Your characters have numbered stats for things like Love, Peace, and Kindness. I get that, you know, the game is supposed to evoke the tenets of Christianity, it’s a little silly. I think the idea, though, could be cool if done in a slightly more interesting way.

The dice themselves are also a little odd. The numbers are not colored in, so I imagine you’re supposed to paint them in or color them in with a crayon.

There is one d10, a “StarLot,” for the player characters to roll, and one d8, a “ShadowStone,” which the monsters and servants of darkness roll. LightRaiders, the PC’s, are inherently better than the bad guys, because they have Jesus on their side. The StarLot is the shiny, gaudy orange see-through die, and the ShadowStone is, fittingly, opaque and solid grey.

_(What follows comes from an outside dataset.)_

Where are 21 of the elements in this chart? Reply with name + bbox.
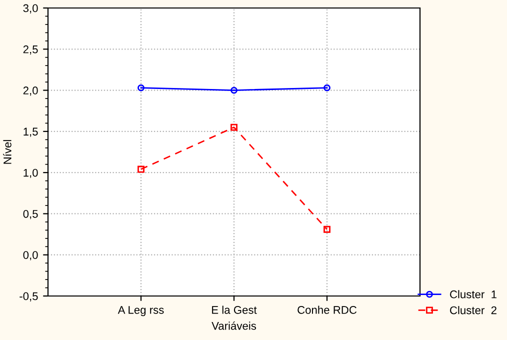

From what I understand, ShadowStones are the corrupted forms of StarLots that belong to those who have been tainted by the Satan-dragon's wicked promises.

Having your StarLot turn into a Shadowstone represents the loss of faith, and thus the dying of your inner light.

Which is totally metal, and rad as hell, but I think I'm making it sound way more dramatic than the game does.

Also, the ShadowStone is sharp.

If you were to step on it, or grip it too hard, you would probably bleed. Servants of Abaddon, the Satan-dragon guy (the primary villain on the distant planet of EdenAgain) might roll smaller dice, but their dice are pretty wicked. If there's a player at your table you totally hate, throw this die at them. Their blood, suitably drawn by a tool of the Abaddon, the Satan-dragon, will consign their souls to the power of darkness, forever lost to the lies, cruelty, and wickedness of the Great Enemy of Heaven.

Anyway, for a mere $24, DragonRaid does give a lot of content.

I can’t say that all of the content (barring the adventures) is actually good, but really, unlike most games, DragonRaid’s core box does try and present the average player with everything they might need to play the game.

At the very least, it’s an interesting conversation piece, and something to mull over every once in a while.

I'll be giving the rules themselves a more thorough read later, and I'm going to roll up a character and put that confusing, limited-use battle grid to use.

1 comment:

  1. I'm so glad you didn't have one of those ShadowStones back in high school. If so, I would most likely be horribly disfigured right now.